GM exiting more international markets as it consolidates operations

Kalea Hall
The Detroit News

Detroit — General Motors Co. on Sunday announced new international operation changes to save money and help the automaker meet its costly electric and autonomous goals.

GM plans to wind down sales, design and engineering operations in Australia and New Zealand and retire its Holden brand by 2021 after years of declining market share. It also plans to sell its Rayong vehicle manufacturing facility in Thailand to Great Wall Motors and to withdraw Chevrolet from the domestic market in Thailand by the end of this year.

GM has suspended the quarterly cash dividend on its common stock and has stopped buying back shares.

The moves are part of GM's 2015 comprehensive strategy set to strengthen the Detroit automaker's core business, create cost savings and get out of markets that don't drive profit.

“I’ve often said that we will do the right thing, even when it’s hard, and this is one of those times,” GM Chairman and CEO Mary Barra said in a statement. “We are restructuring our international operations, focusing on markets where we have the right strategies to drive robust returns, and prioritizing global investments that will drive growth in the future of mobility, especially in the areas of EVs and AVs."

GM has been aggressive with its electric vehicle plans with a goal of having 20 all-electric nameplates by 2023. It is investing $2.2 billion at its Detroit-Hamtramck Assembly plant to build the GMC Hummer EV, expected in late 2021, and an autonomous, electric shuttle called the Cruise Origin, which was developed by GM's autonomous vehicle unit Cruise LLC in partnership with Honda Motor Co.

GM is also investing $2.3 billion with LG Chem to build a battery cell manufacturing plant in Lordstown, Ohio. 

In 2017, GM stopped producing the Holden-branded vehicles in Australia, almost 70 years after the first Holden came off the assembly line there.
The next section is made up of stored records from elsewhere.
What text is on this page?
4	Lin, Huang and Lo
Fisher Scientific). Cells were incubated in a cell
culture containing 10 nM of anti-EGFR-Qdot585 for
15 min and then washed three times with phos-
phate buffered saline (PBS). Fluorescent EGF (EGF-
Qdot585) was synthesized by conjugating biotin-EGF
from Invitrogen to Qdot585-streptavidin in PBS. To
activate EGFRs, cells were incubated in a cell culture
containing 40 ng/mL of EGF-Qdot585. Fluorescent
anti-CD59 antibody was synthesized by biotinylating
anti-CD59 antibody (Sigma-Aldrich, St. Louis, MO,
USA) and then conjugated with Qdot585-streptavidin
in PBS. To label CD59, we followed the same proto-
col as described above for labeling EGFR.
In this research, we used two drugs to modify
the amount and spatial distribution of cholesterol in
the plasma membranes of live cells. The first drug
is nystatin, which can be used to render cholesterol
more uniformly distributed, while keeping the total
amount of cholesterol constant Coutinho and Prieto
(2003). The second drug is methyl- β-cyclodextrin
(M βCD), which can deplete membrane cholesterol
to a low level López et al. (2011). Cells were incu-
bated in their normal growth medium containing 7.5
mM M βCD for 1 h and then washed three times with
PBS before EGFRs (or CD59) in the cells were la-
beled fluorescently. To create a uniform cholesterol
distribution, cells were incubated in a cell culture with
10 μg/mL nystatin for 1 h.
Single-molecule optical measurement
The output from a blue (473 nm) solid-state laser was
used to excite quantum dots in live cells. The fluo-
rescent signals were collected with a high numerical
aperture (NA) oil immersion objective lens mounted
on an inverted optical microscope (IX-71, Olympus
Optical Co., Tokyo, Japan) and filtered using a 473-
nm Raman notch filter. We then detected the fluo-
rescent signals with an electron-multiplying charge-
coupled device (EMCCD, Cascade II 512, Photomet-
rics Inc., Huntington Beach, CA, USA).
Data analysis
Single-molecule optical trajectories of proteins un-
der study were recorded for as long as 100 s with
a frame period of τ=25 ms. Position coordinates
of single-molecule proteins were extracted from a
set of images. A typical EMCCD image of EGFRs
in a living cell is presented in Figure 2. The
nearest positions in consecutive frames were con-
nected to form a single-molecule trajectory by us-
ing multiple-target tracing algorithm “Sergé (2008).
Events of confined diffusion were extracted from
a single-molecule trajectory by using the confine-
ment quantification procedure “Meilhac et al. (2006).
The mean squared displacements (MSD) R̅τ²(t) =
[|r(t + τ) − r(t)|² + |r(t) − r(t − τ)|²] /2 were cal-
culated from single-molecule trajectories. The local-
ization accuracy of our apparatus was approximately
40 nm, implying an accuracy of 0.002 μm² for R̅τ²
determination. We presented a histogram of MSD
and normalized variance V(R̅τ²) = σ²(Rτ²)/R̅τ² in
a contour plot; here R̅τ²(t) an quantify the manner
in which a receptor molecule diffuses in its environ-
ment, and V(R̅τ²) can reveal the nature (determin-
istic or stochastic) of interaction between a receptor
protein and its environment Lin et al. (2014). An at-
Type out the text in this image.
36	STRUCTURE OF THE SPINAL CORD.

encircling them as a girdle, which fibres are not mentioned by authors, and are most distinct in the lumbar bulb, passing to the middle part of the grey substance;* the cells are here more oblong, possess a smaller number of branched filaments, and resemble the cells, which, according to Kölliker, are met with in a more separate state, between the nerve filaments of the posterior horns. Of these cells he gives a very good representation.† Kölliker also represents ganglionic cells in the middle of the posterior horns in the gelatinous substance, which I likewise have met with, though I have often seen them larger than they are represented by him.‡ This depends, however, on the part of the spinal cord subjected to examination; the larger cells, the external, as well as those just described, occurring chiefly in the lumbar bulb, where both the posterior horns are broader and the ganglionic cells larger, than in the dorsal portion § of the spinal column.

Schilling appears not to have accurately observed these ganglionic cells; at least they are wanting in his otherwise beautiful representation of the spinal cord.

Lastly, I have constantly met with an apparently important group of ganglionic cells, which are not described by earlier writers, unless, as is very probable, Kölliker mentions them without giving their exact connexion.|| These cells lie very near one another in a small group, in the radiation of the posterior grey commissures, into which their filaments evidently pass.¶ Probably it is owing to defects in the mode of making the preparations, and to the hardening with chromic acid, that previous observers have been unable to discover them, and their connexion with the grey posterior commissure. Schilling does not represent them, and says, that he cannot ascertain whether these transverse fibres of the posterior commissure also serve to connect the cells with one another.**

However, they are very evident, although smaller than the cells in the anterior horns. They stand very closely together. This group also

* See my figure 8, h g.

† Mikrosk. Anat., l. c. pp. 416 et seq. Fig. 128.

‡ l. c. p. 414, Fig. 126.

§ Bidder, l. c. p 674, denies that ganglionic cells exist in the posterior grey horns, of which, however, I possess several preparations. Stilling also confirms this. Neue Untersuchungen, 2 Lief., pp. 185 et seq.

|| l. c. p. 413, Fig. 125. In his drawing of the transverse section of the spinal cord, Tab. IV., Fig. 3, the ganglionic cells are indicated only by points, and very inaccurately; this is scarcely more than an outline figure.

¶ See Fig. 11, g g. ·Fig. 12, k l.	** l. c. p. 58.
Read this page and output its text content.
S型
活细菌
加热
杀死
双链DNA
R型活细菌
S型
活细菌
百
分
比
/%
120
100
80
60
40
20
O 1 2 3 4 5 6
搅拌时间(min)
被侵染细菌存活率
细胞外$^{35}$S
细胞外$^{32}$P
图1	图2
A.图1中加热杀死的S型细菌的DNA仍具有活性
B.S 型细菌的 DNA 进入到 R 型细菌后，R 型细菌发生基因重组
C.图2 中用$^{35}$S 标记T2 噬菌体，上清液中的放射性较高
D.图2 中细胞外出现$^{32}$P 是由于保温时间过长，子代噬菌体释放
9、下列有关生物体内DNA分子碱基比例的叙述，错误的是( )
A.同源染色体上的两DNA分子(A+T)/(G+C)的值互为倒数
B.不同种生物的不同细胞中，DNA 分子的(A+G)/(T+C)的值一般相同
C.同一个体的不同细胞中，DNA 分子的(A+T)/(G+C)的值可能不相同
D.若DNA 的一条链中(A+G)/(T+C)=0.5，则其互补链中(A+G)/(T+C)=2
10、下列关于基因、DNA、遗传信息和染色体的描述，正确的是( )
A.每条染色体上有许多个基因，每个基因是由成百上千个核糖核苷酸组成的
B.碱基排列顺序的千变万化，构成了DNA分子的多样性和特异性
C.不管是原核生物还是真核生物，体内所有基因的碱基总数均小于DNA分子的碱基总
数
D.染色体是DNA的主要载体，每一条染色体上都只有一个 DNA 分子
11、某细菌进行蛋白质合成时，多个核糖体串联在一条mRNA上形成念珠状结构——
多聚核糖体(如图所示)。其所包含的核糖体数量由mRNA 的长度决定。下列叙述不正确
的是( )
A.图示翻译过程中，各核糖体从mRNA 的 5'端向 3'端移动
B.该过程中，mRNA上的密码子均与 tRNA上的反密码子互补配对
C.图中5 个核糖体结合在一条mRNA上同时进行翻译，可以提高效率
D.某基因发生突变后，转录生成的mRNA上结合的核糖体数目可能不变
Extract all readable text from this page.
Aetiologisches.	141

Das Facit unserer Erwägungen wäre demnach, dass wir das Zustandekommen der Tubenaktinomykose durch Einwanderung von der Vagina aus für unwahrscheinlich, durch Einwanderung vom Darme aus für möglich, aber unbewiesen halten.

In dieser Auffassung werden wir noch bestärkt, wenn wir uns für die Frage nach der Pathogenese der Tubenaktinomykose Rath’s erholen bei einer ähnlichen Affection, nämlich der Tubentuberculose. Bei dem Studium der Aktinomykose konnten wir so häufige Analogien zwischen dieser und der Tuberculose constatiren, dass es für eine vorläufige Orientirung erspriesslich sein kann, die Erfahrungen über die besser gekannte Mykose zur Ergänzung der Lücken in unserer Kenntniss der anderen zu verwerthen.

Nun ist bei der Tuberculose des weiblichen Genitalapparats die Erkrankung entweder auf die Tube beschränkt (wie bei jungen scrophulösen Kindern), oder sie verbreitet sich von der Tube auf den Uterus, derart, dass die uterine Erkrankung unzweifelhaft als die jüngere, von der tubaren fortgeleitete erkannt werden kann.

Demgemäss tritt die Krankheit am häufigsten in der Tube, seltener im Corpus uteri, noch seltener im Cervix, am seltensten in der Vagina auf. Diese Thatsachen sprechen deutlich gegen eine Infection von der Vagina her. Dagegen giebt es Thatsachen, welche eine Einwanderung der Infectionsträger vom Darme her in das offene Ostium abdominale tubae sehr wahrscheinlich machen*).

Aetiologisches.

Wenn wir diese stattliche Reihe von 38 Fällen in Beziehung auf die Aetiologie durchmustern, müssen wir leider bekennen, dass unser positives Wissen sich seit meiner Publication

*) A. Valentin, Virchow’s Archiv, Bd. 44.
Since then, the Holden vehicles have been manufactured throughout the world with about 50% coming from Thailand and a small number of units being manufactured at GM's Spring Hill Assembly plant in Tennessee.

GM President Mark Reuss, who formerly oversaw Holden operations, said the company explored a range of options to continue Holden operations, but those options couldn't help the company overcome the challenges with the brand including the economics to support growing it.

“After considering many possible options – and putting aside our personal desires to accommodate the people and the market – we came to the conclusion that we could not prioritize further investment over all other considerations we have in a rapidly changing global industry," he said in a statement.

At the Rayong manufacturing facility in Thailand, low plant-utilization and low forecast volumes have made continued GM production at the site unsustainable and without domestic manufacturing, Chevrolet is unable compete in Thailand’s new-vehicle market, GM said. Rayong produces the Chevrolet Colorado pickup truck and Trailblazer SUV and Holden vehicles.

As a result of the transformation announced Sunday, GM expects net cash charges of about $300 million and total cash and non-cash charges of $1.1 billion.

The Sunday announcement comes after GM said in January it would sell its Talegaon manufacturing facility in India to Great Wall Motors, which followed the sale of the GM Technical Center India to Tata Consultancy Services, completing GM's exit from India.

In other international moves, GM has also restructured operations in Korea and has continued to make investments in and optimize its South American operations.

In 2017, GM sold its Opel/Vauxhall and GM Financial’s European operations to PSA Group. In 2015, GM largely exited the Russia market.

GM said it is continuing to optimize partnerships in markets like Uzbekistan through transferring assets and building supply chains to reduce costs.